Only twenty or thirty years ago, the practice of annual budgeting and business plans seemed much more accurate and meaningful. Change happened rather slowly, so planning a year in advance seemed practical. For example, the new fax machines the company was planning to purchase and roll out to all their offices would have a fairly predictable return on investment. Over a 2-3 year period, the company could plan on reducing its mail room, and reduce postage and express mail fees. Numerous other business decisions were planned and budgeted, and accountants then rolled all these decisions into an annual budget to be chiseled into stone and announced to the company and investors.

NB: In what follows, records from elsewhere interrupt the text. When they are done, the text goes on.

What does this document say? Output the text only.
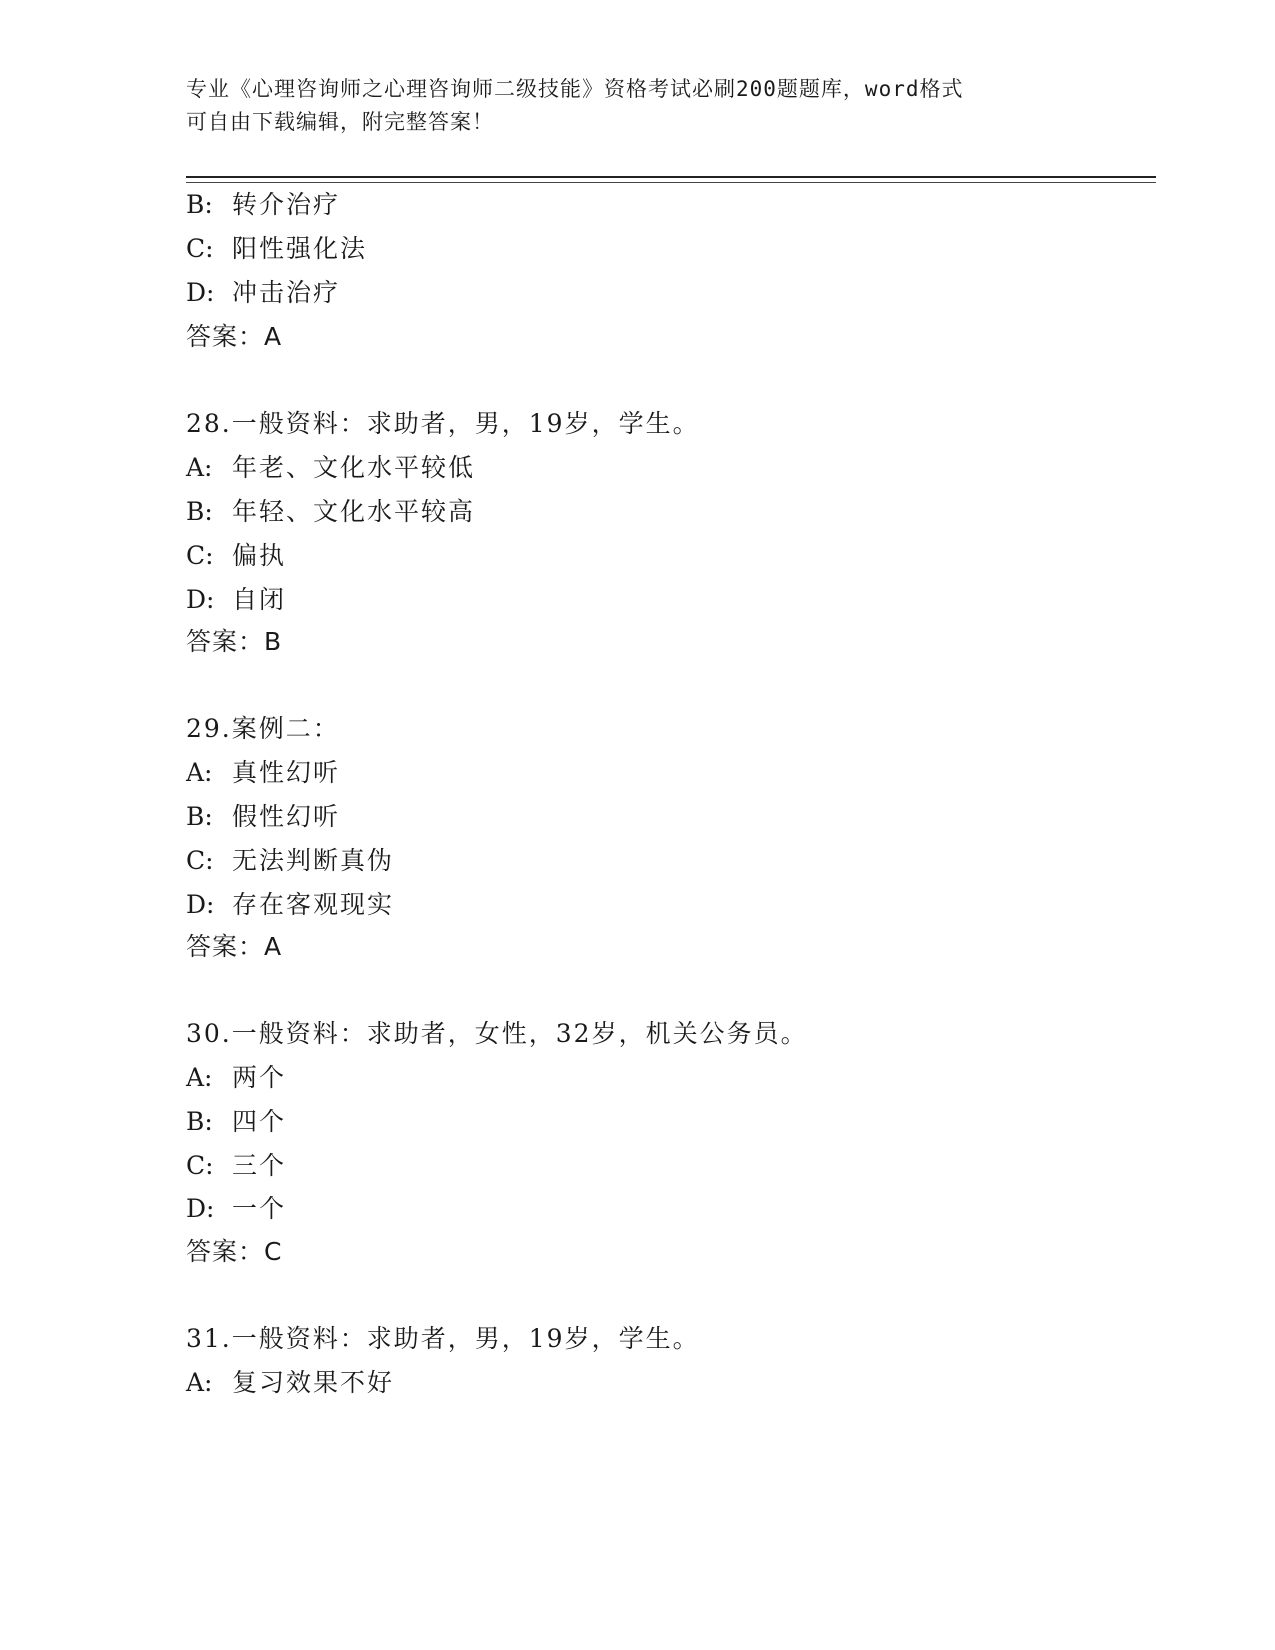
专业《心理咨询师之心理咨询师二级技能》资格考试必刷200题题库，word格式
可自由下载编辑，附完整答案！
B: 转介治疗
C: 阳性强化法
D: 冲击治疗
答案：A
28.一般资料：求助者，男，19岁，学生。
A: 年老、文化水平较低
B: 年轻、文化水平较高
C: 偏执
D: 自闭
答案：B
29.案例二：
A: 真性幻听
B: 假性幻听
C: 无法判断真伪
D: 存在客观现实
答案：A
30.一般资料：求助者，女性，32岁，机关公务员。
A: 两个
B: 四个
C: 三个
D: 一个
答案：C
31.一般资料：求助者，男，19岁，学生。
A: 复习效果不好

In 2015, the pace of innovation has accelerated exponentially since 1985. I won’t go into all the disruptive technology trends we are seeing (that is in my other blogs). The net result is that rapid technology advances are enabling new business models, faster product launches, and new revenue streams. Furthermore, businesses today are much more connected to international forces than ever before. An earthquake in Asia, a coup in Africa, an election in Europe, or an oil discovery in Canada can all have unpredicted consequences on your budget. So what is a company to do in 2015 to plan, if so much can change so quickly? I am trying to answer that question in coming up with our Super Secret 2015 Business Plan.
- Be Nimble.We have built in the culture that we need to be prepared for rapid change. Because our business probably will change rapidly, our titles, reporting structures, and seating charts are all temporary.
- Be Quick.We need to make decisions quickly. Therefore, we are eliminating much of typical corporate America bureaucracy. In 2015, we will eliminate the barriers to being able to implement changes immediately. Gone are any approval cycles that take months or weeks. To succeed, we need to make decisions within hours—and be prepared for immediate success or failure.
- Jump over the candlestick. Jumping over a flame is a great analogy for a new method for business decisions. With new technology, companies can now experiment easily, quickly, and inexpensively. Being able to fail quickly is a powerful new weapon. In a traditional annual budgeting model, plans were revisited once per year. To succeed in 2015, we need to jump. If we get burned, we can quickly try a different strategy. Experimenting and quickly learning from mistakes is key to our 2015 strategy.
There you have it. Be nimble, be quick, and jump over the candlestick. Relus Technologies is prepared for an awesome 2015. We are budgeting for over 100% growth, but I am not going to carve this in stone yet—it may be 200%!